Photometric variability as a proxy for magnetic activity and its dependence on metallicity

TL;DR

This study explores how metallicity influences magnetic activity in low-mass stars, revealing that higher metallicity correlates with increased photometric variability and affects rotation period detection biases.

Contribution

It demonstrates the metallicity dependence of photometric variability and its impact on magnetic activity proxies, extending understanding beyond the Rossby number's role.

Findings

Photometric variability amplitude is parameterized by the Rossby number.

Variability amplitude positively correlates with metallicity.

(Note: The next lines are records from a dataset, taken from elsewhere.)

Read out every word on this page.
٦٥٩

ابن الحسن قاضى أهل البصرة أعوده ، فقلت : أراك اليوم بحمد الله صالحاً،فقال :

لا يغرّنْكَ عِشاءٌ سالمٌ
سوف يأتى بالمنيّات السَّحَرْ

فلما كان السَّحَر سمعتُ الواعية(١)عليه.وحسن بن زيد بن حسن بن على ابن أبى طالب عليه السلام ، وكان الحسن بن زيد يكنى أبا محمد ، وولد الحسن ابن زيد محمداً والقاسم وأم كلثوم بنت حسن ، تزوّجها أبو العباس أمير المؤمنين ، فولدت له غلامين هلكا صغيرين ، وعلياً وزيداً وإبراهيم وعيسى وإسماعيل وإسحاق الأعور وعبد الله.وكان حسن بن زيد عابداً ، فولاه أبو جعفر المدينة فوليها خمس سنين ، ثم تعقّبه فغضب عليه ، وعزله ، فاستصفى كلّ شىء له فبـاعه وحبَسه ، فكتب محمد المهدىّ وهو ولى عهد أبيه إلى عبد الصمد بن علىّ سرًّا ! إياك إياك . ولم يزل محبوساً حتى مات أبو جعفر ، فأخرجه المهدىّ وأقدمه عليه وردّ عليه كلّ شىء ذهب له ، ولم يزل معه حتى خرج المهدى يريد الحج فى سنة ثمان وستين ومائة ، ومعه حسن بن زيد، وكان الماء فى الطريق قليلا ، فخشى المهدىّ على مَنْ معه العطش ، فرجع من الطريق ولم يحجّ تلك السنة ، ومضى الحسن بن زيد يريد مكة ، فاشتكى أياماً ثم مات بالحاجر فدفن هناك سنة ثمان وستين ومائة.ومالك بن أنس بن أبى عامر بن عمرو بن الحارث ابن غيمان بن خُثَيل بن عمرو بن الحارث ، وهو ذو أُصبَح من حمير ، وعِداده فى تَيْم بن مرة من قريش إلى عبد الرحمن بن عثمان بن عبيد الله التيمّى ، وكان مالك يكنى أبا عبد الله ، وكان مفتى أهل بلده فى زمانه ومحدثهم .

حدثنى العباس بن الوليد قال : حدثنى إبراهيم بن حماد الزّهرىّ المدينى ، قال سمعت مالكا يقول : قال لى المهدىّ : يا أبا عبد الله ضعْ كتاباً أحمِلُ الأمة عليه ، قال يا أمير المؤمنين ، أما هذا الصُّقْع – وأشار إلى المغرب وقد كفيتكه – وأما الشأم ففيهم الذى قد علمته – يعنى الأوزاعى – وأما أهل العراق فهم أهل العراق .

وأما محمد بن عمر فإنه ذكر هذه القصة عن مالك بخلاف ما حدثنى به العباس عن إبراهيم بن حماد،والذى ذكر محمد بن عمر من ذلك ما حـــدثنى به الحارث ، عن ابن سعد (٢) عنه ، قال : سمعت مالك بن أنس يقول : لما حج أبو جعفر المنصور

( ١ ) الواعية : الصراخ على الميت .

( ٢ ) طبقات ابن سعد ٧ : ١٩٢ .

Metal-rich stars have more easily detectable rotation periods.

Abstract

Understanding how the magnetic activity of low-mass stars depends on their fundamental parameters is an important goal of stellar astrophysics. Previous studies show that activity levels are largely determined by the stellar Rossby number which is defined as the rotation period divided by the convective turnover time. However, we currently have little information on the role that chemical composition plays. In this work, we investigate how metallicity affects magnetic activity using photometric variability as an activity proxy. Similarly to other proxies, we demonstrate that the amplitude of photometric variability is well parameterised by the Rossby number, although in a more complex way. We also show that variability amplitude and metallicity are generally positively correlated. This trend can be understood in terms of the effect that metallicity has on stellar structure and, hence, the convective turnover time (or, equivalently, the Rossby number). Lastly, we demonstrate that the metallicity dependence of photometric variability results in a rotation period detection bias whereby the periods of metal-rich stars are more easily recovered for stars of a given mass.